The denial-of-service attacks that shut down Twitter globally for a few hours and disrupted Facebook and LiveJournal last week were intended to be surgical strikes against a small-time blogger espousing anti-Russian sentiments, tech security researchers say.
But the widespread collateral damage highlighted the fragility of social networks that aggregate large blocks of user accounts in systems built for speed.
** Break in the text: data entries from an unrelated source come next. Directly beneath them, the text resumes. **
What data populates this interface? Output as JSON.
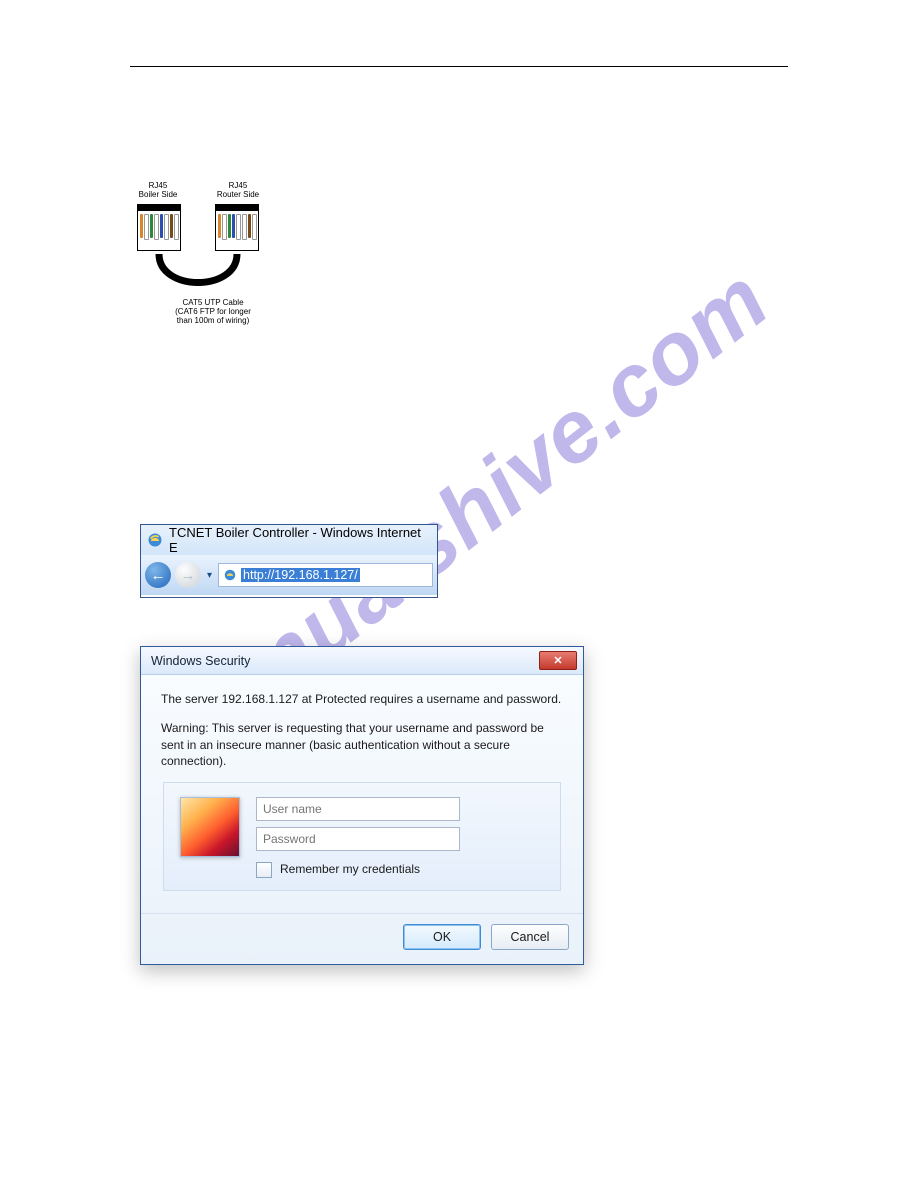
{
  "watermark": "manualshive.com",
  "diagram": {
    "left_label": "RJ45\nBoiler Side",
    "right_label": "RJ45\nRouter Side",
    "cable_label": "CAT5 UTP Cable\n(CAT6 FTP for longer\nthan 100m of wiring)",
    "left_pins": [
      "#d8862b",
      "#ffffff",
      "#2b8a3a",
      "#ffffff",
      "#2a4fb0",
      "#ffffff",
      "#7a4a1a",
      "#ffffff"
    ],
    "right_pins": [
      "#d8862b",
      "#ffffff",
      "#2b8a3a",
      "#2a4fb0",
      "#ffffff",
      "#ffffff",
      "#7a4a1a",
      "#ffffff"
    ]
  },
  "ie": {
    "title": "TCNET Boiler Controller - Windows Internet E",
    "url": "http://192.168.1.127/"
  },
  "dialog": {
    "title": "Windows Security",
    "line1": "The server 192.168.1.127 at Protected requires a username and password.",
    "warning": "Warning: This server is requesting that your username and password be sent in an insecure manner (basic authentication without a secure connection).",
    "user_placeholder": "User name",
    "pass_placeholder": "Password",
    "remember": "Remember my credentials",
    "ok": "OK",
    "cancel": "Cancel",
    "close": "✕"
  }
}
Social networks expose patrons to "more vulnerabilities than in traditional networks," says Suzanne Magee, CEO of security firm TechGuard. "We share our vulnerabilities because we are sharing resources with others."
As of late Friday, Twitter was generally accessible to most of its more than 30 million users, but some features remained glitchy.
Twitter co-founder Biz Stone said in a blog post that the network was "working to restore access" to external applications "affected by defensive measures."
Last Thursday morning, an attacker set out to bombard the Twitter, Facebook and LiveJournal accounts of a blogger who calls himself Cyxymu, from Tbilisi, Georgia. At the time, he had 46 followers on Twitter, and frequently expressed objections to the Russian invasion of Georgia, says Nick Bilogorskiy, anti-virus researcher at security firm SonicWall.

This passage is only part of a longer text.